Still, some expressed concern that placing a tighter grip on small banks will restrict both bank and economic growth in the long run.

"What we're seeing in Michigan is that the FDIC does not like commercial real estate lending," Mann said. "So bankers won't make loans to businesses [if it relates to commercial real estate], especially if they have a high volume already. And that's going to stop growth [for businesses], and that's going to stop employment growth."

The $590 million-asset Saehan has been meeting some of the requirements from the original consent order issued in December 2009, including a 10% Tier 1 leverage ratio, which it accomplished right at its deadline with a $60.6 million private placement in March 2010.

While problem loans triggered the original agreement, the goal at the time was to raise capital, Daniel Kim, Saehan's chief financial officer, said.

The newly issued order in January focuses largely on classified assets, requiring all "substandard" and "doubtful" assets not already charged off to make up less than 65% of Tier 1 capital, plus its allowance for loan losses. As with many new actions, Saehan's order restricts it from expanding into new lines of business.

Observers who are accustomed to seeing increased, and varied, standards, have been surprised by the order's specific details, such as higher-than-typical capital ratios and classified asset make-up.

"Once you hit the double digits in Tier 1 leverage, that's pretty impressive," Chip MacDonald, a partner at Jones Day, said. "This dispels the myth that if you raise capital, you won't have regulatory issues … when you get these, it's a reflection of the riskier assets and what you're earning."

The weight of the risk is another reason one bank may be required to reach an 8% leverage ratio and another must have at least 10%. (Both exceed the official 5% regulatory requirement.) The average ratio in orders has been about 8%, said a recently released study of public enforcement actions by Julie Hill, an assistant professor of law at the University of Houston.

"It's fair to say that for the orders issued now, the average is higher than eight," Hill said. "Bankers think it's [the ratio] increased dramatically when in fact, it is inching up a little bit. There are just more banks with orders."

Hill said the spread in capital requirements is usually driven by an area's economic condition. There is also a general sense from the regulators that they are "not sure if the bank has correctly identified all the assets and are correctly adjusted for the risk," she said.

More often, orders were revised when a bank failed to meet the previous order in the allotted time frame, typically after a follow-up bank examination. For instance, Savoy Bank in New York has had a cease-and-desist order amended in October since regulators issued the first one in June 2009 - only one year after its inception.

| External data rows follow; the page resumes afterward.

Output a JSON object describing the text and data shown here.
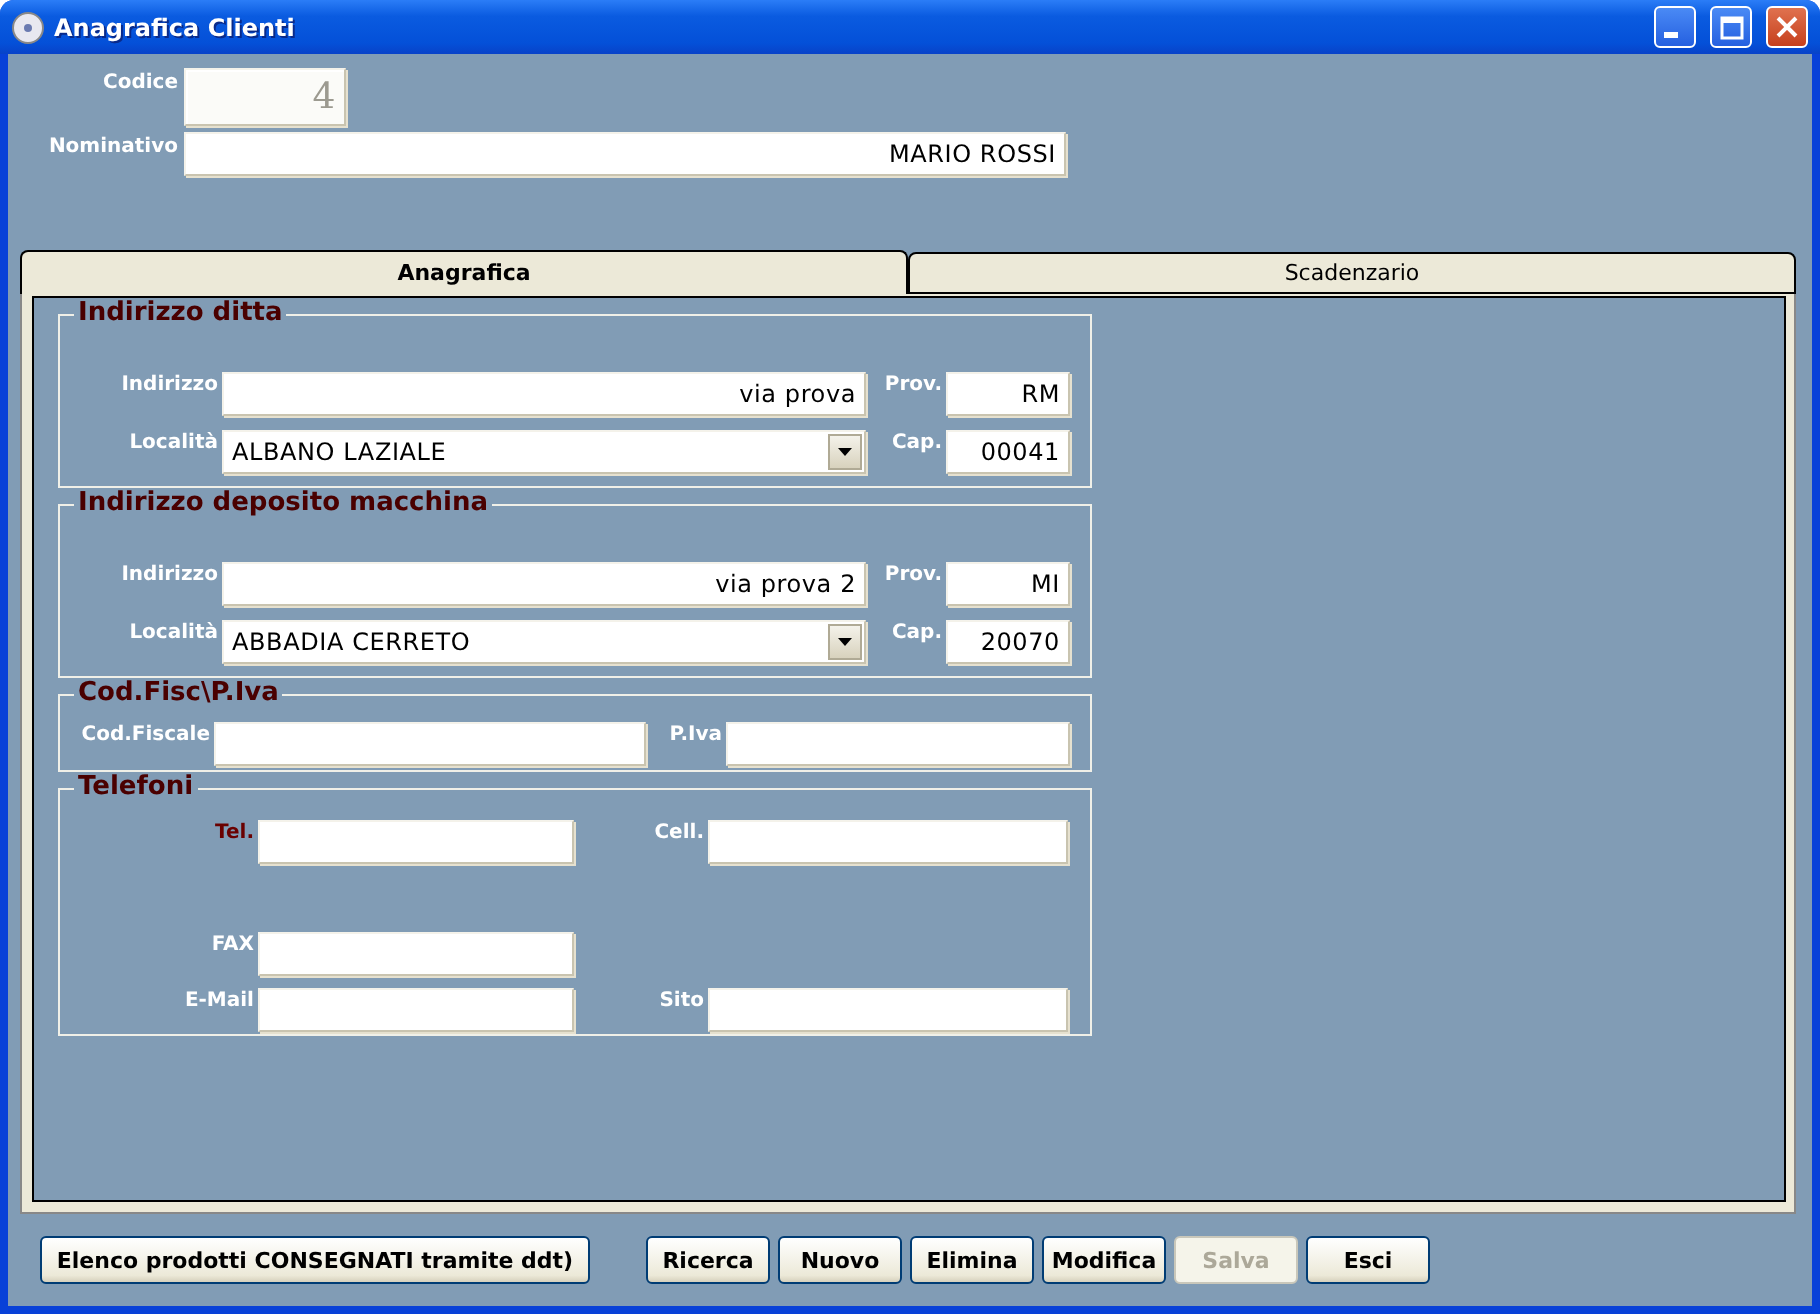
{
  "window": {
    "title": "Anagrafica Clienti"
  },
  "header": {
    "fields": [
      {
        "label": "Codice",
        "value": "4",
        "disabled": true
      },
      {
        "label": "Nominativo",
        "value": "MARIO ROSSI",
        "disabled": false
      }
    ]
  },
  "tabs": [
    {
      "label": "Anagrafica",
      "selected": true
    },
    {
      "label": "Scadenzario",
      "selected": false
    }
  ],
  "groups": [
    {
      "title": "Indirizzo ditta",
      "kind": "address",
      "rows": [
        [
          {
            "label": "Indirizzo",
            "value": "via prova",
            "kind": "text"
          },
          {
            "label": "Prov.",
            "value": "RM",
            "kind": "text"
          }
        ],
        [
          {
            "label": "Località",
            "value": "ALBANO LAZIALE",
            "kind": "dropdown"
          },
          {
            "label": "Cap.",
            "value": "00041",
            "kind": "text"
          }
        ]
      ]
    },
    {
      "title": "Indirizzo deposito macchina",
      "kind": "address",
      "rows": [
        [
          {
            "label": "Indirizzo",
            "value": "via prova 2",
            "kind": "text"
          },
          {
            "label": "Prov.",
            "value": "MI",
            "kind": "text"
          }
        ],
        [
          {
            "label": "Località",
            "value": "ABBADIA CERRETO",
            "kind": "dropdown"
          },
          {
            "label": "Cap.",
            "value": "20070",
            "kind": "text"
          }
        ]
      ]
    },
    {
      "title": "Cod.Fisc\\P.Iva",
      "kind": "tax",
      "rows": [
        [
          {
            "label": "Cod.Fiscale",
            "kind": "text"
          },
          {
            "label": "P.Iva",
            "kind": "text"
          }
        ]
      ]
    },
    {
      "title": "Telefoni",
      "kind": "phones",
      "rows": [
        [
          {
            "label": "Tel.",
            "kind": "text",
            "required": true
          },
          {
            "label": "Cell.",
            "kind": "text",
            "required": false
          }
        ],
        [
          {
            "label": "FAX",
            "kind": "text",
            "required": false
          }
        ],
        [
          {
            "label": "E-Mail",
            "kind": "text",
            "required": false
          },
          {
            "label": "Sito",
            "kind": "text",
            "required": false
          }
        ]
      ]
    }
  ],
  "buttons": [
    {
      "label": "Elenco prodotti CONSEGNATI tramite ddt)",
      "disabled": false
    },
    {
      "label": "Ricerca",
      "disabled": false
    },
    {
      "label": "Nuovo",
      "disabled": false
    },
    {
      "label": "Elimina",
      "disabled": false
    },
    {
      "label": "Modifica",
      "disabled": false
    },
    {
      "label": "Salva",
      "disabled": true
    },
    {
      "label": "Esci",
      "disabled": false
    }
  ]
}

Savoy's amended orders mostly pointed to management, reducing classified assets and raising capital ratios. The latest amendment also included a focus on liquidity and funds management.

A revised consent order can also mean that the bank has improved in some areas while needing to meet others. It is often viewed as less severe than being downgraded to a prompt corrective action.

Pacific Valley Bank in Salinas, Calif., was among a few banks recently to exit from two consent orders, in 2008 and again in 2009. The $172 million-asset bank had an order lifted in January after making financial improvements, though nonperforming assets were 6.1% of total assets at Dec. 31.

Saehan also had managed to get out from under a cease-and-desist in May 2004 after almost two years. The bank's goal is to reduce its 8.68% in noncurrent loans to total loans, and get down to its peer-group average of 3.04%. The bank plans to do so mostly through asset sales this year.

Saehan is waiting for regulatory approval to have Dong Il Kim become permanent CEO, which would fill a post that has been vacant since predecessor Chung Hoon Youk resigned in October.

Daniel Kim said he is "very confident" Saehan will comply with the entire order by July and that the bank will become profitable later this year. He added, "We could tell many stories, but only as we execute our strategy are people really going to believe us."